Пока Громов вбивал адрес театра в приложении такси, на его телефон пришло сообщение.
Вера
Мы сегодня с ребятами из труппы отмечаем премьеру, не хочешь с нами?
Илья
Хочу.
Вера
Отлично! Тогда, как закончится спектакль, жди у входа. Встретишь меня, и вместе поедем.
Илья
Ок. Куда? Если не секрет.
Вера
В какой-то бар, но пить, если что, не обязательно))

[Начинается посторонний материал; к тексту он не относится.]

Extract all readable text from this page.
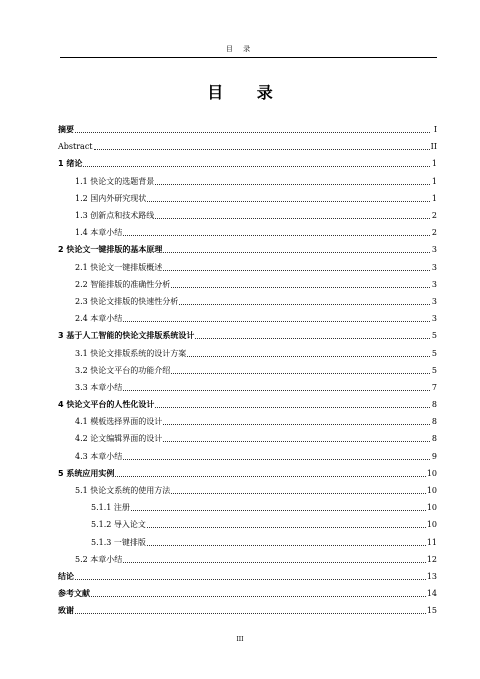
目 录
目 录
摘要	I
Abstract	II
1 绪论	1
1.1 快论文的选题背景	1
1.2 国内外研究现状	1
1.3 创新点和技术路线	2
1.4 本章小结	2
2 快论文一键排版的基本原理	3
2.1 快论文一键排版概述	3
2.2 智能排版的准确性分析	3
2.3 快论文排版的快速性分析	3
2.4 本章小结	3
3 基于人工智能的快论文排版系统设计	5
3.1 快论文排版系统的设计方案	5
3.2 快论文平台的功能介绍	5
3.3 本章小结	7
4 快论文平台的人性化设计	8
4.1 模板选择界面的设计	8
4.2 论文编辑界面的设计	8
4.3 本章小结	9
5 系统应用实例	10
5.1 快论文系统的使用方法	10
5.1.1 注册	10
5.1.2 导入论文	10
5.1.3 一键排版	11
5.2 本章小结	12
结论	13
参考文献	14
致谢	15
III
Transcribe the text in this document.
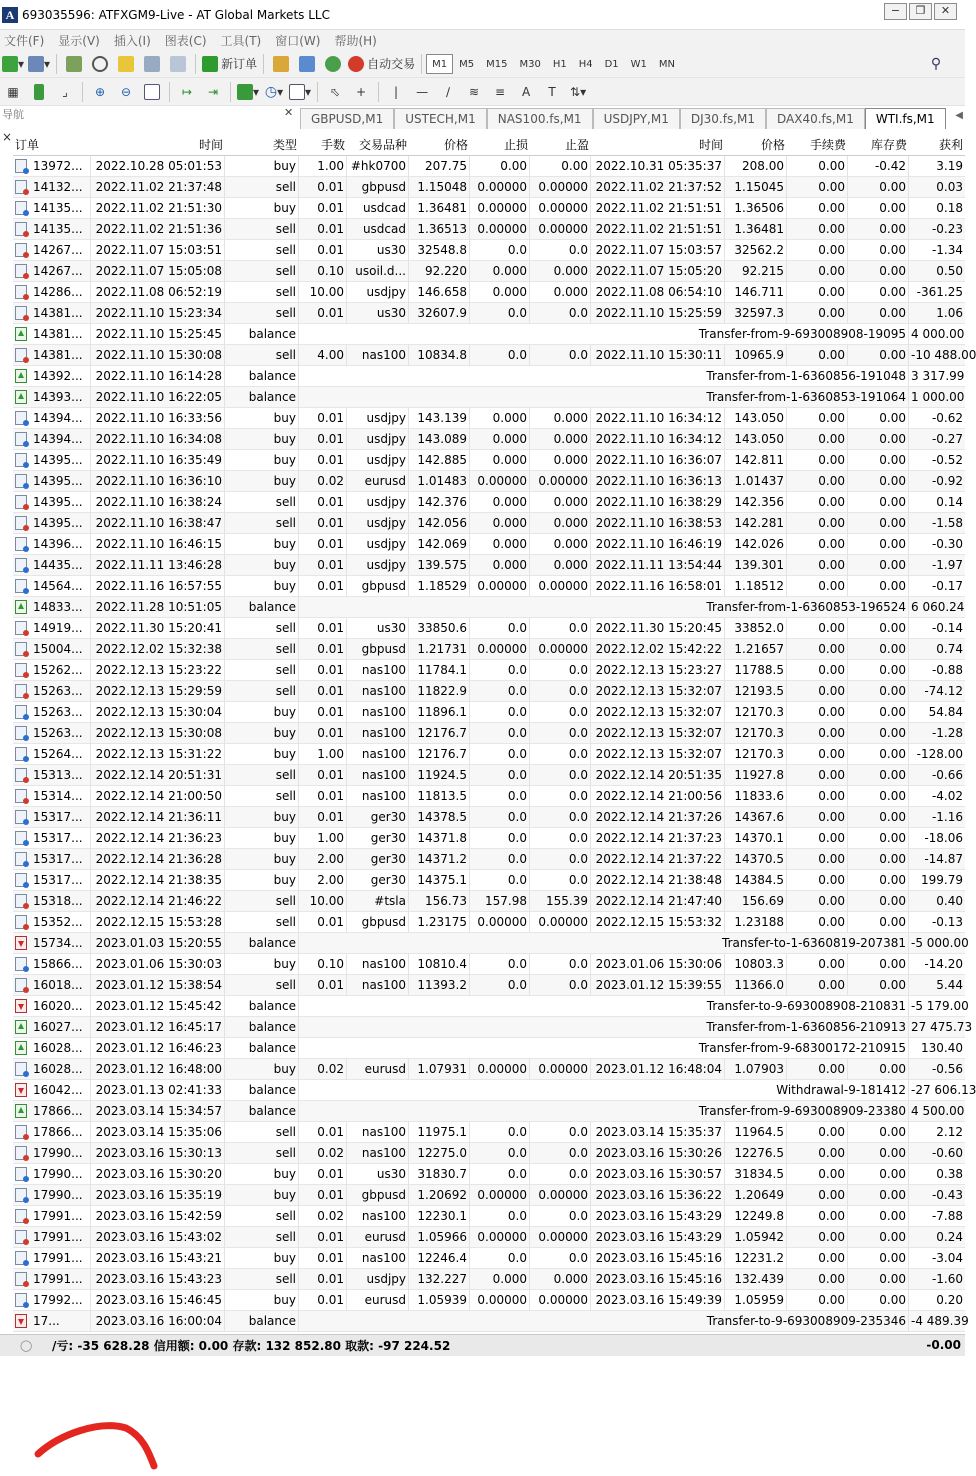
A 693035596: ATFXGM9-Live - AT Global Markets LLC	−	❐	✕
文件(F)	显示(V)	插入(I)	图表(C)	工具(T)	窗口(W)	帮助(H)
▾	▾	新订单	自动交易	M1	M5	M15	M30	H1	H4	D1	W1	MN	⚲
▦	⌟ ⊕ ⊖	↦ ⇥	▾ ◷ ▾	▾ ⬁ + | — ∕ ≋ ≡ A T ⇅ ▾
导航	✕	GBPUSD,M1	USTECH,M1	NAS100.fs,M1	USDJPY,M1	DJ30.fs,M1	DAX40.fs,M1	WTI.fs,M1	◀
×
订单	时间	类型	手数	交易品种	价格	止损	止盈	时间	价格	手续费	库存费	获利
13972...	2022.10.28 05:01:53	buy	1.00 #hk0700	207.75	0.00	0.00 2022.10.31 05:35:37	208.00	0.00	-0.42	3.19
14132...	2022.11.02 21:37:48	sell	0.01	gbpusd 1.15048 0.00000 0.00000 2022.11.02 21:37:52	1.15045	0.00	0.00	0.03
14135...	2022.11.02 21:51:30	buy	0.01	usdcad 1.36481 0.00000 0.00000 2022.11.02 21:51:51	1.36506	0.00	0.00	0.18
14135...	2022.11.02 21:51:36	sell	0.01	usdcad 1.36513 0.00000 0.00000 2022.11.02 21:51:51	1.36481	0.00	0.00	-0.23
14267...	2022.11.07 15:03:51	sell	0.01	us30 32548.8	0.0	0.0 2022.11.07 15:03:57	32562.2	0.00	0.00	-1.34
14267...	2022.11.07 15:05:08	sell	0.10 usoil.d...	92.220	0.000	0.000 2022.11.07 15:05:20	92.215	0.00	0.00	0.50
14286...	2022.11.08 06:52:19	sell	10.00	usdjpy 146.658	0.000	0.000 2022.11.08 06:54:10	146.711	0.00	0.00 -361.25
14381...	2022.11.10 15:23:34	sell	0.01	us30 32607.9	0.0	0.0 2022.11.10 15:25:59	32597.3	0.00	0.00	1.06
14381...	2022.11.10 15:25:45	balance	Transfer-from-9-693008908-19095 4 000.00
14381...	2022.11.10 15:30:08	sell	4.00	nas100 10834.8	0.0	0.0 2022.11.10 15:30:11	10965.9	0.00	0.00 -10 488.00
14392...	2022.11.10 16:14:28	balance	Transfer-from-1-6360856-191048 3 317.99
14393...	2022.11.10 16:22:05	balance	Transfer-from-1-6360853-191064 1 000.00
14394...	2022.11.10 16:33:56	buy	0.01	usdjpy 143.139	0.000	0.000 2022.11.10 16:34:12	143.050	0.00	0.00	-0.62
14394...	2022.11.10 16:34:08	buy	0.01	usdjpy 143.089	0.000	0.000 2022.11.10 16:34:12	143.050	0.00	0.00	-0.27
14395...	2022.11.10 16:35:49	buy	0.01	usdjpy 142.885	0.000	0.000 2022.11.10 16:36:07	142.811	0.00	0.00	-0.52
14395...	2022.11.10 16:36:10	buy	0.02	eurusd 1.01483 0.00000 0.00000 2022.11.10 16:36:13	1.01437	0.00	0.00	-0.92
14395...	2022.11.10 16:38:24	sell	0.01	usdjpy 142.376	0.000	0.000 2022.11.10 16:38:29	142.356	0.00	0.00	0.14
14395...	2022.11.10 16:38:47	sell	0.01	usdjpy 142.056	0.000	0.000 2022.11.10 16:38:53	142.281	0.00	0.00	-1.58
14396...	2022.11.10 16:46:15	buy	0.01	usdjpy 142.069	0.000	0.000 2022.11.10 16:46:19	142.026	0.00	0.00	-0.30
14435...	2022.11.11 13:46:28	buy	0.01	usdjpy 139.575	0.000	0.000 2022.11.11 13:54:44	139.301	0.00	0.00	-1.97
14564...	2022.11.16 16:57:55	buy	0.01	gbpusd 1.18529 0.00000 0.00000 2022.11.16 16:58:01	1.18512	0.00	0.00	-0.17
14833...	2022.11.28 10:51:05	balance	Transfer-from-1-6360853-196524 6 060.24
14919...	2022.11.30 15:20:41	sell	0.01	us30 33850.6	0.0	0.0 2022.11.30 15:20:45	33852.0	0.00	0.00	-0.14
15004...	2022.12.02 15:32:38	sell	0.01	gbpusd 1.21731 0.00000 0.00000 2022.12.02 15:42:22	1.21657	0.00	0.00	0.74
15262...	2022.12.13 15:23:22	sell	0.01	nas100 11784.1	0.0	0.0 2022.12.13 15:23:27	11788.5	0.00	0.00	-0.88
15263...	2022.12.13 15:29:59	sell	0.01	nas100 11822.9	0.0	0.0 2022.12.13 15:32:07	12193.5	0.00	0.00	-74.12
15263...	2022.12.13 15:30:04	buy	0.01	nas100 11896.1	0.0	0.0 2022.12.13 15:32:07	12170.3	0.00	0.00	54.84
15263...	2022.12.13 15:30:08	buy	0.01	nas100 12176.7	0.0	0.0 2022.12.13 15:32:07	12170.3	0.00	0.00	-1.28
15264...	2022.12.13 15:31:22	buy	1.00	nas100 12176.7	0.0	0.0 2022.12.13 15:32:07	12170.3	0.00	0.00 -128.00
15313...	2022.12.14 20:51:31	sell	0.01	nas100 11924.5	0.0	0.0 2022.12.14 20:51:35	11927.8	0.00	0.00	-0.66
15314...	2022.12.14 21:00:50	sell	0.01	nas100 11813.5	0.0	0.0 2022.12.14 21:00:56	11833.6	0.00	0.00	-4.02
15317...	2022.12.14 21:36:11	buy	0.01	ger30 14378.5	0.0	0.0 2022.12.14 21:37:26	14367.6	0.00	0.00	-1.16
15317...	2022.12.14 21:36:23	buy	1.00	ger30 14371.8	0.0	0.0 2022.12.14 21:37:23	14370.1	0.00	0.00	-18.06
15317...	2022.12.14 21:36:28	buy	2.00	ger30 14371.2	0.0	0.0 2022.12.14 21:37:22	14370.5	0.00	0.00	-14.87
15317...	2022.12.14 21:38:35	buy	2.00	ger30 14375.1	0.0	0.0 2022.12.14 21:38:48	14384.5	0.00	0.00	199.79
15318...	2022.12.14 21:46:22	sell	10.00	#tsla	156.73	157.98	155.39 2022.12.14 21:47:40	156.69	0.00	0.00	0.40
15352...	2022.12.15 15:53:28	sell	0.01	gbpusd 1.23175 0.00000 0.00000 2022.12.15 15:53:32	1.23188	0.00	0.00	-0.13
15734...	2023.01.03 15:20:55	balance	Transfer-to-1-6360819-207381 -5 000.00
15866...	2023.01.06 15:30:03	buy	0.10	nas100 10810.4	0.0	0.0 2023.01.06 15:30:06	10803.3	0.00	0.00	-14.20
16018...	2023.01.12 15:38:54	sell	0.01	nas100 11393.2	0.0	0.0 2023.01.12 15:39:55	11366.0	0.00	0.00	5.44
16020...	2023.01.12 15:45:42	balance	Transfer-to-9-693008908-210831 -5 179.00
16027...	2023.01.12 16:45:17	balance	Transfer-from-1-6360856-210913 27 475.73
16028...	2023.01.12 16:46:23	balance	Transfer-from-9-68300172-210915	130.40
16028...	2023.01.12 16:48:00	buy	0.02	eurusd 1.07931 0.00000 0.00000 2023.01.12 16:48:04	1.07903	0.00	0.00	-0.56
16042...	2023.01.13 02:41:33	balance	Withdrawal-9-181412 -27 606.13
17866...	2023.03.14 15:34:57	balance	Transfer-from-9-693008909-23380 4 500.00
17866...	2023.03.14 15:35:06	sell	0.01	nas100 11975.1	0.0	0.0 2023.03.14 15:35:37	11964.5	0.00	0.00	2.12
17990...	2023.03.16 15:30:13	sell	0.02	nas100 12275.0	0.0	0.0 2023.03.16 15:30:26	12276.5	0.00	0.00	-0.60
17990...	2023.03.16 15:30:20	buy	0.01	us30 31830.7	0.0	0.0 2023.03.16 15:30:57	31834.5	0.00	0.00	0.38
17990...	2023.03.16 15:35:19	buy	0.01	gbpusd 1.20692 0.00000 0.00000 2023.03.16 15:36:22	1.20649	0.00	0.00	-0.43
17991...	2023.03.16 15:42:59	sell	0.02	nas100 12230.1	0.0	0.0 2023.03.16 15:43:29	12249.8	0.00	0.00	-7.88
17991...	2023.03.16 15:43:02	sell	0.01	eurusd 1.05966 0.00000 0.00000 2023.03.16 15:43:29	1.05942	0.00	0.00	0.24
17991...	2023.03.16 15:43:21	buy	0.01	nas100 12246.4	0.0	0.0 2023.03.16 15:45:16	12231.2	0.00	0.00	-3.04
17991...	2023.03.16 15:43:23	sell	0.01	usdjpy 132.227	0.000	0.000 2023.03.16 15:45:16	132.439	0.00	0.00	-1.60
17992...	2023.03.16 15:46:45	buy	0.01	eurusd 1.05939 0.00000 0.00000 2023.03.16 15:49:39	1.05959	0.00	0.00	0.20
17...	2023.03.16 16:00:04	balance	Transfer-to-9-693008909-235346 -4 489.39
◯ /亏: -35 628.28 信用额: 0.00 存款: 132 852.80 取款: -97 224.52	-0.00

Если до этого момента Илья и сомневался нагружать свою больную ногу или нет, то сейчас окончательно решил, что оставит костыли дома. В конце концов, с момента аварии прошел уже месяц. Достаточно, чтобы начать лезть на стенку от вечных полных жалости взглядов случайных прохожих (которым на самом деле было все равно и на Громова, и на его больную ногу, и на костыли) и от ощущения неполноценности и уязвленного достоинства, но слишком мало, чтобы кости и связки успели прийти в норму. Илья знал, что Веру подобный безответственный поступок разозлит, но успокаивал себя тем, что ей не придется испытывать за него неловкость перед друзьями. От одной небольшой вылазки, где он значительную часть времени будет сидеть, с его ногой ничего не случится.
Чтобы не мешать воркующей парочке, успевшей позабыть все свои обиды из-за дурацкой цепочки и расписанных кроссовок, Илья сел на переднее сиденье. В руках он сжимал букет розовых пионов, который собирался подарить Вере, когда актеры выйдут на поклон. Обычно невозмутимый, сейчас Громов нервничал, как первоклашка перед первым сентября. Пусть у Веры не главная роль, пусть она появится на сцене лишь пару раз и скажет всего несколько слов, но он будет смотреть спектакль исключительно ради нее.
В холле театра Соня увидела, что рубашка Макара не так проста, как кажется. Она промолчала, не стала возмущаться перед пусть и немногочисленной, но все же публикой, хотя посмотрела на своего парня так, что если бы ее взгляд мог испепелять, то и Макар, и его рубашка тут же превратились бы в кучки пепла. В зрительном зале троица заняла те же места, что и в прошлый раз, за одним только исключением – теперь Илья сидел около прохода, чтобы в нужный момент без проблем выйти к сцене и вручить Вере букет. Зал потихоньку заполнялся гостями и шумным гулом, но стоило прозвенеть последнему звонку, как все тут же умолкли. Погас свет, занавес открылся.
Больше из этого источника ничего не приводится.